A great sorrow swept over me. Somewhere in the drift of images I had relinquished myself, lost all sense of the point in space from which I saw. And in a great rush of lights and noise I was enlivened now and made whole as I had been when we rode together through the forest, only it was into the world of now, this hour, that we passed. We were flying it seemed through the rural darkness along the railway towards the London where the nighttime city burst like an enormous bubble in a shower of laughter, and motion, and glaring light. He was walking with me under the gas lamps, his face all but shimmering with that same dark innocence, that same irresistible warmth. And it seemed we were holding tight to one another in the very midst of a crowd. And the crowd was a living thing, a writhing thing, and everywhere there came a dark rich aroma from it, the aroma of fresh blood.

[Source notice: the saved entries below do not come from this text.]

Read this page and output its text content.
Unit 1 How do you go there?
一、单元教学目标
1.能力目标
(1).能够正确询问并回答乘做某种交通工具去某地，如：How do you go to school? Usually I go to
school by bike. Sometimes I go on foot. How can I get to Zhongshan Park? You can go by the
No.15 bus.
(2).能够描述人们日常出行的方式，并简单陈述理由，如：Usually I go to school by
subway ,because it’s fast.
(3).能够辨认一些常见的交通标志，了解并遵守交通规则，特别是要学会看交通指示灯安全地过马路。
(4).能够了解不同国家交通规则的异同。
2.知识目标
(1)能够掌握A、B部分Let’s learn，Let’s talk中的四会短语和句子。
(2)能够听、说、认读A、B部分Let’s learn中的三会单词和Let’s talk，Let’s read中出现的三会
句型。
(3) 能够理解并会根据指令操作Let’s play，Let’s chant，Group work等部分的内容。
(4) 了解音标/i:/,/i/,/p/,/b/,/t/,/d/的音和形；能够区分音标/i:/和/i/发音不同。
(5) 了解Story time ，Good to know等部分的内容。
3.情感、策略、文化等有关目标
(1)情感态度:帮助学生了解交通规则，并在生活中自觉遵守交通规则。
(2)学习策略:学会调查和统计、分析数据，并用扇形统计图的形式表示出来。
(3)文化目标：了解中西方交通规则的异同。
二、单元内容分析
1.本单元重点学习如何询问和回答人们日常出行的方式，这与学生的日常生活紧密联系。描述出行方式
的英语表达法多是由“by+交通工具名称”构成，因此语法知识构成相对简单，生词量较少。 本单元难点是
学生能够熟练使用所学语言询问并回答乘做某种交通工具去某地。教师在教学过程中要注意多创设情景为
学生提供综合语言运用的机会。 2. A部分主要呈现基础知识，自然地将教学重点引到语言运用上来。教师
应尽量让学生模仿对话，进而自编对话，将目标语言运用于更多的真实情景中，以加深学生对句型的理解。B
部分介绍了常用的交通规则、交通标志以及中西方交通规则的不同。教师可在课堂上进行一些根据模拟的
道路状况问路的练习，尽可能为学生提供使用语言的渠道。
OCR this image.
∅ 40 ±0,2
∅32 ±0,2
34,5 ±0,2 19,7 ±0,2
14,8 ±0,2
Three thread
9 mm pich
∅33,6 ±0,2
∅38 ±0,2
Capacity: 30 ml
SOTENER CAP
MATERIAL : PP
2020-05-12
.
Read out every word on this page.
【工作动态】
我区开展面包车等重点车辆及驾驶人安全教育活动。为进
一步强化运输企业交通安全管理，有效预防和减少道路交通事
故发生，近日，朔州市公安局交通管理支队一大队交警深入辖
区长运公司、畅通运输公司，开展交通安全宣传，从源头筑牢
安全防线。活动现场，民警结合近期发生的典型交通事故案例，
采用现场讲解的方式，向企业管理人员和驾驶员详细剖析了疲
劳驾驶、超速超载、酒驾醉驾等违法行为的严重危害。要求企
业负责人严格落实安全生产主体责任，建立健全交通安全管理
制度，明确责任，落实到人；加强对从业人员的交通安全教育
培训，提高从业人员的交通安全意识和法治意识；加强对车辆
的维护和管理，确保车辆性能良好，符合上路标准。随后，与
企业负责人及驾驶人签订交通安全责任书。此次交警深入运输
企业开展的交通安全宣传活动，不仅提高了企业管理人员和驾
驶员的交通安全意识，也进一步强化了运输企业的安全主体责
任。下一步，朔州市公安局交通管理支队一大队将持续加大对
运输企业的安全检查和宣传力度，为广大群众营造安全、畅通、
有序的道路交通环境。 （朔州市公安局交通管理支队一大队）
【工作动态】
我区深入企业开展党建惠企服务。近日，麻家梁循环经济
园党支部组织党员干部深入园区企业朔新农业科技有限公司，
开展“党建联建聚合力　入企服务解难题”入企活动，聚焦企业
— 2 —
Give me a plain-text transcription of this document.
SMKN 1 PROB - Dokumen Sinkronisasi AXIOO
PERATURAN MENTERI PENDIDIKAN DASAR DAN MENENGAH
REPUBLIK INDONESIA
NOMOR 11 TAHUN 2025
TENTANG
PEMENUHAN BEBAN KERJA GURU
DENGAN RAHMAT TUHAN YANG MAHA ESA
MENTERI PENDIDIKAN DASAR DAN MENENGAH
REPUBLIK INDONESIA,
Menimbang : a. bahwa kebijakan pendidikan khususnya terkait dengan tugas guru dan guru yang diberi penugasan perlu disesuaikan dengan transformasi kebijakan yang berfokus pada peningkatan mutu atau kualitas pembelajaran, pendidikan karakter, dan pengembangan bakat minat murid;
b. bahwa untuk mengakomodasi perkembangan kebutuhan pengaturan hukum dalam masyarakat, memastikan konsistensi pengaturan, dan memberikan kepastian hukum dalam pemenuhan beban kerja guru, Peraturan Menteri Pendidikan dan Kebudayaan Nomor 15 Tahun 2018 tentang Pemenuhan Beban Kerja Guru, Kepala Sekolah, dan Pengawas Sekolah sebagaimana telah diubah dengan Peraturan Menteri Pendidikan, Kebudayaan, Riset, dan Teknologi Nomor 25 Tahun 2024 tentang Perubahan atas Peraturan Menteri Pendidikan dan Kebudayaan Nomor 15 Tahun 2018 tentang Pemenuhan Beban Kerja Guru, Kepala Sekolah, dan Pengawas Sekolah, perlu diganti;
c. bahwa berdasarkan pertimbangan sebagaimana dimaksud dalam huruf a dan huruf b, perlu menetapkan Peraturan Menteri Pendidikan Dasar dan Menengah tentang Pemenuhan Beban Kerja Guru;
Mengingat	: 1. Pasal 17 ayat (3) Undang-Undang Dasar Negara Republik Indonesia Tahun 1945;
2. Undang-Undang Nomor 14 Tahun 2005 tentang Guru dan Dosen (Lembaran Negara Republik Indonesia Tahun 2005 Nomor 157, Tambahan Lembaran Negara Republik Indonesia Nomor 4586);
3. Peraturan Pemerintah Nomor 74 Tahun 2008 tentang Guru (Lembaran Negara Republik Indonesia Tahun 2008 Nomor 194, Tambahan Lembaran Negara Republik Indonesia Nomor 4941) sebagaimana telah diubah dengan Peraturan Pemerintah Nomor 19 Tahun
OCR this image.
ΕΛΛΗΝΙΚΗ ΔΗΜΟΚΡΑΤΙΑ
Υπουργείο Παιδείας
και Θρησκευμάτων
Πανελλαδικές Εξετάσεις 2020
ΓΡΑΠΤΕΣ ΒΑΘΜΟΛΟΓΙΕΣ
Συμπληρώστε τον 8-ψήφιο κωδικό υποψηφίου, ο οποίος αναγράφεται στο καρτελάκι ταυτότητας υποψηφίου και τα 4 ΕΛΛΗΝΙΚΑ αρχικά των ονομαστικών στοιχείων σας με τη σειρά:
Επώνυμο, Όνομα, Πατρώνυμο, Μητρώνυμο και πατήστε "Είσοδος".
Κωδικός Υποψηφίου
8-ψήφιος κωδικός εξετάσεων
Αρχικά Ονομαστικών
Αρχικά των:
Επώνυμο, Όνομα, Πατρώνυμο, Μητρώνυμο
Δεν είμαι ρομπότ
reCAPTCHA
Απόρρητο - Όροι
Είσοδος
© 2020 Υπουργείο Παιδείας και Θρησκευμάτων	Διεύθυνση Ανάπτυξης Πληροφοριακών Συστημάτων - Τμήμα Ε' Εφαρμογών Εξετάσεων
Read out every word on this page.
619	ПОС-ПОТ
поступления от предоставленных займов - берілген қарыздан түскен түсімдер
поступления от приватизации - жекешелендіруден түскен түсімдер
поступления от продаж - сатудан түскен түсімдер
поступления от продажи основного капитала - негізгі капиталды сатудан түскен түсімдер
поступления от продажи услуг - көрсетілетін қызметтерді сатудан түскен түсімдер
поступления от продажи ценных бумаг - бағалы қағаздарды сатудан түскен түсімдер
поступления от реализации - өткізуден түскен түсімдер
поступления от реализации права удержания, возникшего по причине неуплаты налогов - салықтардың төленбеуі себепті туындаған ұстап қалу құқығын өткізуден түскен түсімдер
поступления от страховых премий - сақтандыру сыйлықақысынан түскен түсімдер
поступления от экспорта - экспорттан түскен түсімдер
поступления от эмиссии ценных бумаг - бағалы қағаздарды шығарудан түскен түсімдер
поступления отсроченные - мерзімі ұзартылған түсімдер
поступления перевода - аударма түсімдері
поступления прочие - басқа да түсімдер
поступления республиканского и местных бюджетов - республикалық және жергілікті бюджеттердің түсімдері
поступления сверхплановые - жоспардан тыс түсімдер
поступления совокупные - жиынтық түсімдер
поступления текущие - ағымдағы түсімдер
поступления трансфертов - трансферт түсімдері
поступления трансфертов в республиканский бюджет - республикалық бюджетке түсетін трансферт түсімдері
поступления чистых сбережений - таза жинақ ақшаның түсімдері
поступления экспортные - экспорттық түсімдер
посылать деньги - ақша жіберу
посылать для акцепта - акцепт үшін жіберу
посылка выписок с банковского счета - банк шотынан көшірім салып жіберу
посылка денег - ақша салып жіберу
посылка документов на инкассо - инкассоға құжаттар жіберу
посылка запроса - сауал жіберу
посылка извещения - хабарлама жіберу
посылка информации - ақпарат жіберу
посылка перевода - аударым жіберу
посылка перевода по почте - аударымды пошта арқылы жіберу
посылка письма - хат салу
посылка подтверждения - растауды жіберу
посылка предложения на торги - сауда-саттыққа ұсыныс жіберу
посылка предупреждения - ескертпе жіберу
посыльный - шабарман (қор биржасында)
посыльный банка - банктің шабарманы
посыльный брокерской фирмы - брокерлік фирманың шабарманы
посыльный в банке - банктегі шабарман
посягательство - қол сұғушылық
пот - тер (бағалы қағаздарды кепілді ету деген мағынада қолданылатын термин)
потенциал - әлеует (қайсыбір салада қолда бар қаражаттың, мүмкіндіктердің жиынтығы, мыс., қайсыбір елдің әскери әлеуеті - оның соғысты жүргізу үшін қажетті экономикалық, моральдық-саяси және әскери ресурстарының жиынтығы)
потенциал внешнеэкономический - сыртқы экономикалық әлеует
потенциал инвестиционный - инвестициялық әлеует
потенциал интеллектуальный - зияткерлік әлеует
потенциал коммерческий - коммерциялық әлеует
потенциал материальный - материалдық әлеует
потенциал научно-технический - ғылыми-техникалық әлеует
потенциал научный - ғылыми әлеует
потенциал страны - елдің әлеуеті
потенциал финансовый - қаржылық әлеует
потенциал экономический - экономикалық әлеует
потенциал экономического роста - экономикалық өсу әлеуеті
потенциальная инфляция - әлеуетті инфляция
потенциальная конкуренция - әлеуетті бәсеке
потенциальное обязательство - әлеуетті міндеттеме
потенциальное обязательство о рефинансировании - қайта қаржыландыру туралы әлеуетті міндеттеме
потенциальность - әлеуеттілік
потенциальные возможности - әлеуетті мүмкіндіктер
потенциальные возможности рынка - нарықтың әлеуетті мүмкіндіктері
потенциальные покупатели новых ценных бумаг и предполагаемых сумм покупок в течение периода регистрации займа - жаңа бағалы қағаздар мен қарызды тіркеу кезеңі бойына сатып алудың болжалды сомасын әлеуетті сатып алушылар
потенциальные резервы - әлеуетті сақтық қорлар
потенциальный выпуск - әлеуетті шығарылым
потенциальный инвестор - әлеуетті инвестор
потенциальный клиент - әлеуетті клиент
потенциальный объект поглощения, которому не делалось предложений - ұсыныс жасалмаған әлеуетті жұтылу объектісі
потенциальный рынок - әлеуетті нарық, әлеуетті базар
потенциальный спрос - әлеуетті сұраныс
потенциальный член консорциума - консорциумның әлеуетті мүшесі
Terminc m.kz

Women in white fur and gentlemen in opera capes swept into the brightly lighted doors of the theatre; the blare of the music hall inundated us, then faded away. Only a thin soprano voice was left, singing a high, plaintive song. I was in his arms, and his lips were covering mine, and there came that dull zinging sensation again, that great uncontrollable opening within myself. Thirst, and the promise of satiation measured only by the intensity of that thirst. Up stairs we fled together, into high-ceilinged bedrooms papered in red damask where the loveliest women reclined on brass bedsteads, and the aroma was so strong now I could not bear it, and before me they offered themselves, they opened their arms. "Drink," he whispered, yes, drink. And I felt the warmth filling me, charging me, blurring my vision, until we broke again, free and light and invisible it seemed as we moved over the rooftops and down again through rain-drenched streets. But the rain did not touch us; the falling snow did not chill us; we had within ourselves a great and indissoluble heat. And together in the carriage, we talked to each other in low, exuberant rushes of language; we were lovers; we were constant; we were immortal. We were as enduring as Rampling Gate.

I tried to speak; I tried to end the spell. I felt his arms around me and I knew we were in the tower room together, and some terrible miscalculation had been made.

"Do not leave me," he whispered. "Don't you understand what I am offering you; I have told you everything; and all the rest is but the weariness, the fever and the fret, those old words from the poem. Kiss me, Julie, open to me. Against your will I will not take you…" Again I heard my own scream. My hands were on his cool white skin, his lips were gentle yet hungry, his eyes yielding and ever young. Father turned in the rain-drenched London street and cried out: "Julie!" I saw Richard lost in the crowd as if searching for some one, his hat shadowing his dark eyes, his face haggard, old. Old!